Pagi itu, di hari jumat yang penuh berkah,
saya berniat ke kampus untuk menyelesaikan sebuah urusan. Melepaskan sejenak
aktivitas di Lingkar Donor. Sebelum berangkat, saya membeli kudapan ringan di
warung pinggir jalan dekat rumah dan menikmatinya sebagai sarapan pagi bersama
dua orang teman. Sarapan pagi itu menjadi nikmat. Nikmat karena pagi-pagi sudah
mendengar celotehan teman tentang persoalan sosial agama di zaman modern. Persoalan
yang sudah menjadi benang kusut dalam pikirannya. Telepon genggam yang telah banyak
membantu beberapa kali berdering di lantai dekat tas. Rupanya ada panggilan
masuk dari nomor yang saya tidak kenal. Seperti biasa pikiran saya tertuju
mungkin ada pasien baru dari luar Makassar.
Dengan
rasa penasaran saya menerimanya dan mungkin dari keluarga pasien. Saya segera
memberi salam. Dari balik telepon itu saya sedikit mengenali suaranya. Dengan
cepat beliau memanggil nama saya dan berkata “saya bapaknya aliyah muthmainnah
dari bone.” Saya kemudian bertanya bagaimana kabar dan kondisinya pak? Kapan
sampai di Makassar? Setelah menjawab basa basi, kemudian beliau menyampaikan kabar yang kurang
mengenakkan. Beliau berkata “Ahmad dalam kondisi kritis.” Dengan cepat saya
menjawab, “saya segera kesana pak.” Dengan bantuan teman saya meluncur ke rumah
sakit. Saya lupa siapa dari dua teman yang mengantar saya ke rumah sakit pagi
itu. Dalam perjalanan, telepon genggam terus berdering, sesekali saya mengangkat
dan menjawabnya “tunggu iya pak, saya sementara dalam perjalanan ke rumah sakit
dan sudah dekat.” Rupanya beliau memberitahukan kalau Ahmad Jalaluddin sudah
pergi untuk selama-lamanya dan telah meninggalkan keluarganya. Inna lillaahi wa inna ilaihi roji’un.
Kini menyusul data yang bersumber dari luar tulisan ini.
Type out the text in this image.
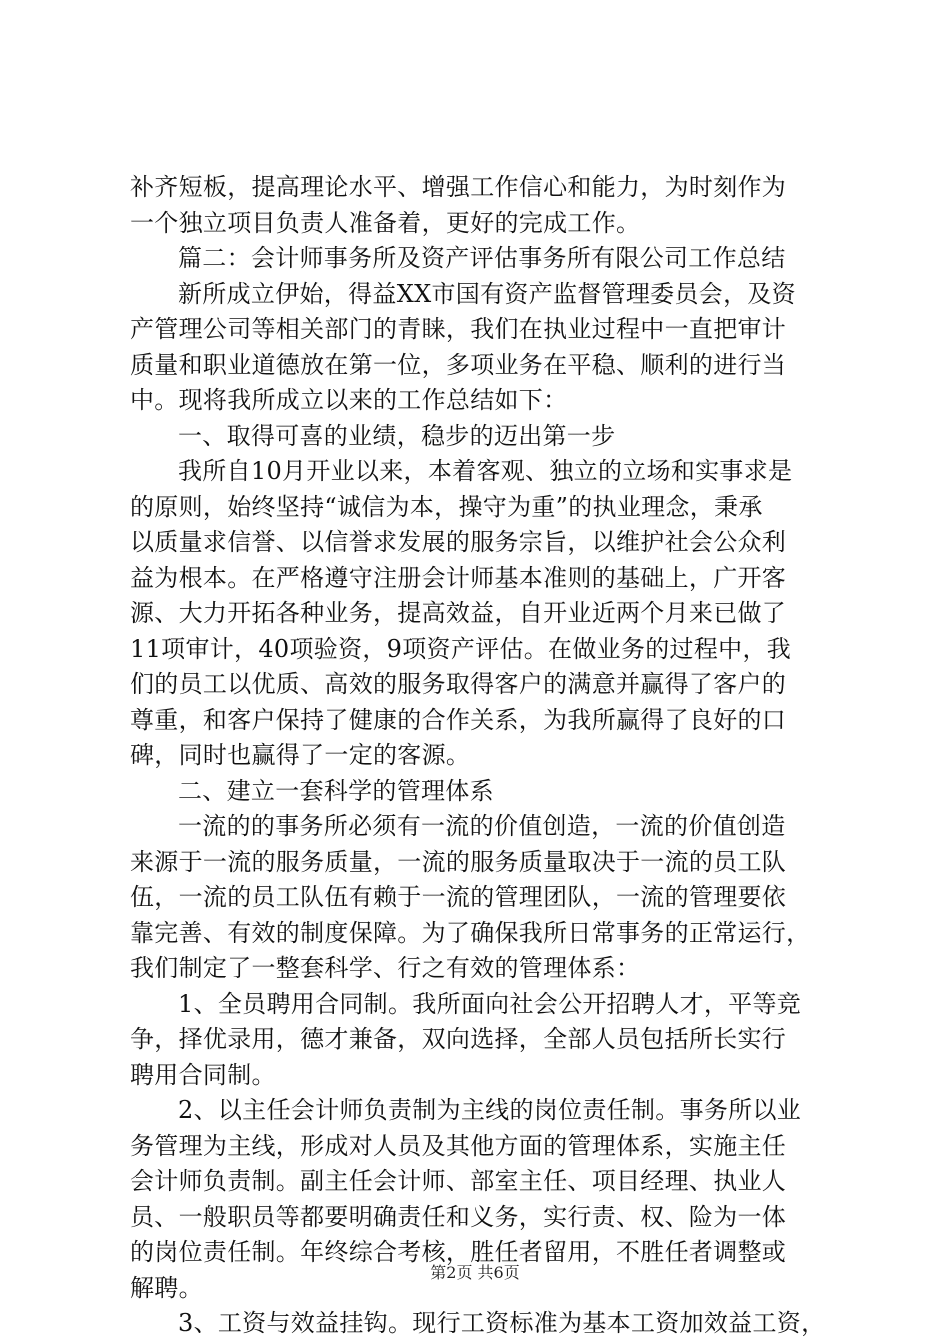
补齐短板，提高理论水平、增强工作信心和能力，为时刻作为
一个独立项目负责人准备着，更好的完成工作。
篇二：会计师事务所及资产评估事务所有限公司工作总结
新所成立伊始，得益XX市国有资产监督管理委员会，及资
产管理公司等相关部门的青睐，我们在执业过程中一直把审计
质量和职业道德放在第一位，多项业务在平稳、顺利的进行当
中。现将我所成立以来的工作总结如下：
一、取得可喜的业绩，稳步的迈出第一步
我所自10月开业以来，本着客观、独立的立场和实事求是
的原则，始终坚持“诚信为本，操守为重”的执业理念，秉承
以质量求信誉、以信誉求发展的服务宗旨，以维护社会公众利
益为根本。在严格遵守注册会计师基本准则的基础上，广开客
源、大力开拓各种业务，提高效益，自开业近两个月来已做了
11项审计，40项验资，9项资产评估。在做业务的过程中，我
们的员工以优质、高效的服务取得客户的满意并赢得了客户的
尊重，和客户保持了健康的合作关系，为我所赢得了良好的口
碑，同时也赢得了一定的客源。
二、建立一套科学的管理体系
一流的的事务所必须有一流的价值创造，一流的价值创造
来源于一流的服务质量，一流的服务质量取决于一流的员工队
伍，一流的员工队伍有赖于一流的管理团队，一流的管理要依
靠完善、有效的制度保障。为了确保我所日常事务的正常运行，
我们制定了一整套科学、行之有效的管理体系：
1、全员聘用合同制。我所面向社会公开招聘人才，平等竞
争，择优录用，德才兼备，双向选择，全部人员包括所长实行
聘用合同制。
2、以主任会计师负责制为主线的岗位责任制。事务所以业
务管理为主线，形成对人员及其他方面的管理体系，实施主任
会计师负责制。副主任会计师、部室主任、项目经理、执业人
员、一般职员等都要明确责任和义务，实行责、权、险为一体
的岗位责任制。年终综合考核，胜任者留用，不胜任者调整或
解聘。
3、工资与效益挂钩。现行工资标准为基本工资加效益工资，
第2页 共6页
Sampai di rumah sakit, saya langsung menuju kamar
pemulasaran jenazah. Kemudian mengirim pesan singkat tentang kabar duka ke
teman-teman Lingkar Donor yang telah banyak membantu selama perawatan di rumah
sakit. Sembari menemani keluarga yang berduka, saya mendengarkan tuturan paman
yang merawatnya sejak kecil. Di ruang pemulasaran jenazah itu juga saya ngobrol
sama bapaknya aliyah yang memberikan kabar tadi. Mereka menuturkan kalau ahmad
tidak sampai 15 menit menjalani perawatan di ruang PICU. Sebelum itu, almarhum
Ahmad ketika masih terbaring di bangsal lontara sudah membuka alat bantu
pernapasan yang terpasang di mulut dan hidungnya. Beliau juga meminta
perlengkapan infus yang terpasang untuk dicabut dari tangannya. Lalu beliau
meminta Hp untuk menghubungi bapaknya yang bermukim di Sidrap. Beliau hanya
ingin mengucapkan kata “maaf” kepada bapaknya. Apakah beliau sudah mengetahui
waktu kepergiannya dan orang lain bisa memahaminya? Wallahu alam. Rupanya itu
adalah pembicaraan terakhir dengan bapaknya sebelum beliau melepas kesadarannya
dan memejamkan matanya serta pergi untuk selama-lamanya.
Hari
itu juga jasadnya sekitar jam 11 pagi dari ruang pemulasaran jenazah RSWS dibawa
ke bulukumba dengan mobil ambulance. Tentu ambulance yang dipakainya tidak
gratis. Pamannya bertutur kalau ayahnya akan bertemu dengannya di bulukumba.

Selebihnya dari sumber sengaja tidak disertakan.